Saturday, September 11, 2010

Girl on Book Action: Mina by Marie Kiraly

Mina by Marie Kiraly
ISBN: 0-425-14359-7


In Bram Stoker’s immortal classic, Dracula, an extraordinary woman named Mina Harker became the living object of a vampire’s obsession. He came to her in the night, like a demon lover, opening a vein in his chest – and pressing her tender lips to the wound. Consumed by passion, Mina drank of his blood. And from that moment on, his seductive power filled her senses with strange, forbidden longings. Only one thing saved her soul from eternal damnation: a stake driven through the heart of Count Dracula…

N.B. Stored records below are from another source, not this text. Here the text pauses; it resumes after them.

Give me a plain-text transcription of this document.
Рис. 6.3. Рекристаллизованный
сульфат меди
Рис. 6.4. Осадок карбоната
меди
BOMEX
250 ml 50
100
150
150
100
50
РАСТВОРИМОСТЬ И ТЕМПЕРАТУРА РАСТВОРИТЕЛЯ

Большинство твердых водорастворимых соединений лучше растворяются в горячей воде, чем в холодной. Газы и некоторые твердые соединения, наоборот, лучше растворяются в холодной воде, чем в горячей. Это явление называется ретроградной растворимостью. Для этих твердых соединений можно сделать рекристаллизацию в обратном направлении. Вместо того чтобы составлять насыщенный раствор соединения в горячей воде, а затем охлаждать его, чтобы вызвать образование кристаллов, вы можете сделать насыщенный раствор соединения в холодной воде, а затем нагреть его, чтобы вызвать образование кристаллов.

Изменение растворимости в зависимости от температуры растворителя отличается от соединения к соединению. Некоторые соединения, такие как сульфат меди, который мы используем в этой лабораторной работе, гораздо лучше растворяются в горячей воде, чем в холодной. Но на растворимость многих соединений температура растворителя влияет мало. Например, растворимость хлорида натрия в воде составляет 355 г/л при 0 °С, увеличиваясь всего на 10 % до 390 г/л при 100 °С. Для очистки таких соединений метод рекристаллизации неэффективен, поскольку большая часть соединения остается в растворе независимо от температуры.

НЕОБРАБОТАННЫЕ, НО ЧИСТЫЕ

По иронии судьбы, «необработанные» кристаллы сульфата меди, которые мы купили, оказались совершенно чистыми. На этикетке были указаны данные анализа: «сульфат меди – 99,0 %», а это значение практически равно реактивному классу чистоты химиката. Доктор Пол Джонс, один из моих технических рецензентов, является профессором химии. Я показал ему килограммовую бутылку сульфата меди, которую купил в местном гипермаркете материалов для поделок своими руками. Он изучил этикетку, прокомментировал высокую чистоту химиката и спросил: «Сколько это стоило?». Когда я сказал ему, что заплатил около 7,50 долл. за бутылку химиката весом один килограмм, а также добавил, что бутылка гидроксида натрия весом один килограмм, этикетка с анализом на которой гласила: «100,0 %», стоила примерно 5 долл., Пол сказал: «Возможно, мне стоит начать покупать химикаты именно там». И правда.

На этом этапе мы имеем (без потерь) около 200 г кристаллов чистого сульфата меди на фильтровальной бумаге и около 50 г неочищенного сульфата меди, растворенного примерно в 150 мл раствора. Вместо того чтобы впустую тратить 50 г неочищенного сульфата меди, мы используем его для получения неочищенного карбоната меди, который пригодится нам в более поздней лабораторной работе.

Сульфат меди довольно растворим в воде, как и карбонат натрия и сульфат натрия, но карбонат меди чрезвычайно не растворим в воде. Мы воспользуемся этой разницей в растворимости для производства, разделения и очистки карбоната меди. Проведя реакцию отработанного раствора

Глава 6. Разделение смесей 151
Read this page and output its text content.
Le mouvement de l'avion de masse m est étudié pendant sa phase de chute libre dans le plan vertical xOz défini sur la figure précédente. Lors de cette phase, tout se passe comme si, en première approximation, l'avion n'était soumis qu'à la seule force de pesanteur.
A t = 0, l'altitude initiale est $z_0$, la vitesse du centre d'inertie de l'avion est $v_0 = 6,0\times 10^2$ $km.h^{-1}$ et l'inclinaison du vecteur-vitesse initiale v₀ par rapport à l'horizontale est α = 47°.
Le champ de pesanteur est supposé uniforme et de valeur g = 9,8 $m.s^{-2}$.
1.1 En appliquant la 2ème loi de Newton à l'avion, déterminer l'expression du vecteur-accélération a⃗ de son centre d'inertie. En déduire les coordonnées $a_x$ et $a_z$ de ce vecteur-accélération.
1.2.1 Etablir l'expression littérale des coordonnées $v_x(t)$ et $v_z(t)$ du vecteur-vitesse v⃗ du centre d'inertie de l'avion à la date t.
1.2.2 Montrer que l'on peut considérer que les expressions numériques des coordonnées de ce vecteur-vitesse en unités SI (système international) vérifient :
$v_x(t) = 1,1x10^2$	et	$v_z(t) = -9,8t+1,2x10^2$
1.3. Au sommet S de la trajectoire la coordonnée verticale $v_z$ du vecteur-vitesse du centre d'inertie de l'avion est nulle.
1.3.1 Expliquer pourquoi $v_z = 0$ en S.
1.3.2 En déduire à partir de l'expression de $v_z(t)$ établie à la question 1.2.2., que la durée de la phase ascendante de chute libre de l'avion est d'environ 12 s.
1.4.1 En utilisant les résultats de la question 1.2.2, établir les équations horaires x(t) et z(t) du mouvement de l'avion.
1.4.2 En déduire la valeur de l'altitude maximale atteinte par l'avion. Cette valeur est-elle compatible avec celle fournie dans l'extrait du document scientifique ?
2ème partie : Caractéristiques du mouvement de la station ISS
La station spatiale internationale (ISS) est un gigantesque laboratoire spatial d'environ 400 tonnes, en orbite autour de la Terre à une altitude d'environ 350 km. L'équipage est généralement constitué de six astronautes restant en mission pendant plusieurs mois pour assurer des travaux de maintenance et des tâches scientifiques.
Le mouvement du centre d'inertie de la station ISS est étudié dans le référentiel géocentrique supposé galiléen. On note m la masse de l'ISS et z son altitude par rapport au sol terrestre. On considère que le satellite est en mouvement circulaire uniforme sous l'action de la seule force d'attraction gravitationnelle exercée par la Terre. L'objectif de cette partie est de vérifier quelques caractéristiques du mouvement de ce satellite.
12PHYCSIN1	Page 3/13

But was the spell really broken? Could a mortal woman return to an ordinary life of marriage – after tasting the exquisite pleasures of Dracula’s desire? In this sensual and haunting sequel to Bram Stoker’s Dracula, the dark prince’s most famous mistress reveals the untold story of a timeless love that refused to die.


My Thoughts:

Marie Kiraly is a pen name for Elaine Bergstrom and depending on which edition of this book you’re looking at it may have either name on its cover. I’m not sure why this is the case and I mention it so that you, dear reader, are not confused if you happen to look this book up elsewhere. Now that we have the preliminaries out of the way, let me give you a review and I will try my best not to spoil it, but I fear in this case it may be impossible to avoid. A lot of the book deals with the mystery of whether or not Dracula is still alive and I'm not sure I can safely discuss the book without giving away the mystery, although the back cover does strongly hint at the content. Stop reading now if you care about these sorts of things.

I really enjoyed reading this book and it certainly helped me drag myself out of a reading slump, but I do wish that Kiraly (I will use this name throughout as it’s the name on my copy) had chosen to stick to one style of narration. I understand that she was trying to connect her narrative to Stoker’s but if she was going to use journals and letters it would have worked better if that is all that was used. Instead, she intersperses Mina’s journals with third person narration, which hops between the different characters, a move that was likely meant to provide the multiple view points of Dracula. The story still works and is pretty gripping; I just think it would have benefited from consistency.

Mina’s struggle for independence in a society where a liberated female is not acceptable added some depth to the story so it didn’t feel like just another paranormal romance. However, it made the opening slow if you’re looking for something with a fast pace and lots of action. The second half definitely picks up and the change of pace was nice, but it was made more meaningful by the earlier character exploration. Mina’s conflict really made the book interesting, her strength and her determination, but it was undermined by the fact that Dracula’s blood spurs on her passion and makes her grasp for more in her life. Still, in the end she stands alone against the vampires, none of the men can help her.

Another aspect I appreciated was that the vampire brides are fleshed out in Kiraly’s narrative and she uses a journal to good effect here. They are still monstrous, but some of their humanity is restored so you don’t just see them as overly sexual creatures that feed on the blood of children when they aren’t able to seduce travelers for their meals. Actually, both the men and women are well-written and three-dimensional, but the men tend to lack understanding and suffer from a general inability or unwillingness to act. The exception is Lord Winston Gance, but his motives are suspect from the outset.

The resolution was a little anti-climatic, but also solved the issue of Mina’s passion and need for independence and sexual satisfaction being so heavily influenced by Dracula. The end did leave me wondering what would happen next, and it appears that there is a sequel called Blood to Blood which I may need to find so I know how Mina’s life turns out after all of her struggles and triumphs.

Overall, I recommend this novel if you’re looking for something that features the characters from Dracula that is more sympathetic to the women characters. The stylistic issues really fade into the background as the story grips you and pulls you along with it.